In a conference with analysts to present the results for the third quarter of the year, the CEO of Repsol, Josu Jon Imaz, warned that the company, “before making any investment decision in Spain,” will analyze whether the conditions are “ stable and sufficiently attractive to guarantee the profitability of the projects”, and said that, if this is not the case, there are “other alternatives”.
Imaz stated, in relation to the agreement reached by Sánchez and Yolanda Díaz, that it is based on this negotiation between two political parties and does not represent, as of today, “any type of law or project to follow,” Europa Press reports.
However, he insisted that the current extraordinary tax that exists – which taxes 1.2% of the turnover obtained in those companies with income exceeding 1,000 million euros, excluding regulated businesses and activities outside Spain and extra-peninsular areas -, and that makes Repsol the company in the sector most impacted with some 450 million euros this year, “it is illegal, it is unconstitutional, and it is discriminatory.”
“It is impacting and punishing in negative terms the energy companies that invest in industrial assets and that create industrial jobs in the country,” he stated, emphasizing that an extension of this tax “will penalize this company even more, with a clear impact on its investors and in their ability to invest in the energy transition.”
In this regard, he gave as an example that the group’s Chemicals unit in Spain is paying this tax on extraordinary profits based on the turnover figure, “when at a net level it is incurring losses and has difficulties competing in the international market.” ”.
For this reason, he indicated that Repsol plans “large investments” in the transformation of its industrial complexes in Spain, although he considered that “the lack of stability in the regulatory and fiscal framework could condition future investments in industrial projects in the country.”
Imaz pointed out that Spain is “the main geography” where the group is investing and where it plans to continue developing “this great investment” in its industrial assets, although he added that for this to continue to be the case it is necessary “to have a clear regulatory and fiscal framework, predictable and stable.”
Portugal as an alternative
Otherwise, he commented that the company has “other alternatives”, such as Portugal, where it could have international activity in its industrial business.
“But again we are going to carefully analyze what the regulatory and fiscal framework is before making new investment decisions in the Spanish geography. Because we have to protect, above all, our shareholders, our employees,” he highlighted.
For the oil company executive, this special tax “is favoring people who come to the Spanish market, not creating a single industrial job in Spain. And it is punishing the companies that we are investing in Spain. “We are creating industry in Spain,” he said.

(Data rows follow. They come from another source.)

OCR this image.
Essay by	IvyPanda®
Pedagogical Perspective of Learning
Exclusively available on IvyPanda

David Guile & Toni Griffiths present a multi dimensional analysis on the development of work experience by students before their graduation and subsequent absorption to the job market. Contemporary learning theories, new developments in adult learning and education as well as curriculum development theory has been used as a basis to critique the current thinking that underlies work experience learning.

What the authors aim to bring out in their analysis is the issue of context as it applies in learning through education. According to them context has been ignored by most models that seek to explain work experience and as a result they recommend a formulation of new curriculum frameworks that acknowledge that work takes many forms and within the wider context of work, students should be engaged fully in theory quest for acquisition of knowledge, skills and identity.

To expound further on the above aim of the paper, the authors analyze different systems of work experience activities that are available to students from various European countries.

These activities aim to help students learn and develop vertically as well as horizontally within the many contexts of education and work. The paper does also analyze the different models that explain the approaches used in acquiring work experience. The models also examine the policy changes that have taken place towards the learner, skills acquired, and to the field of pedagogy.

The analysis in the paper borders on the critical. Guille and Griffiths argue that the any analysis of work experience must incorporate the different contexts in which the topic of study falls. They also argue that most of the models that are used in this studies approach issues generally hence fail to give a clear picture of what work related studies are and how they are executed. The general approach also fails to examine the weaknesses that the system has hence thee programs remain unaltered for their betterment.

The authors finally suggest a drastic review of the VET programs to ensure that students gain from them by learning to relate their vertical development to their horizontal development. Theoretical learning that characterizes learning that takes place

Furthermore, he stated that Repsol will fight this tax in both Spanish and European Justice, since there is a “quite important difference” between what the European Council defined as a tax, being temporary to respond to the special conditions of the market and based on profits, and not on turnover as in Spain.
Thus, the company has already filed a contentious-administrative appeal against the special tax in the National Court and went to the European courts, because it considers “that it is also unfair at the European level,” he added.
Furthermore, he warned that in the event that the company’s appeal is overturned in the National Court, Repsol will go to the Constitutional Court, since it believes that the tax “is unconstitutional and is also breaking European competition.”
“I am convinced that we are going to win at the end of the road because something that is unfair, illegal, discriminatory and has a negative impact cannot be approved in any case, and we have to try to solve the problem. Of course in legal terms, and we trust in our judicial system and also in the constitutional framework,” he stated.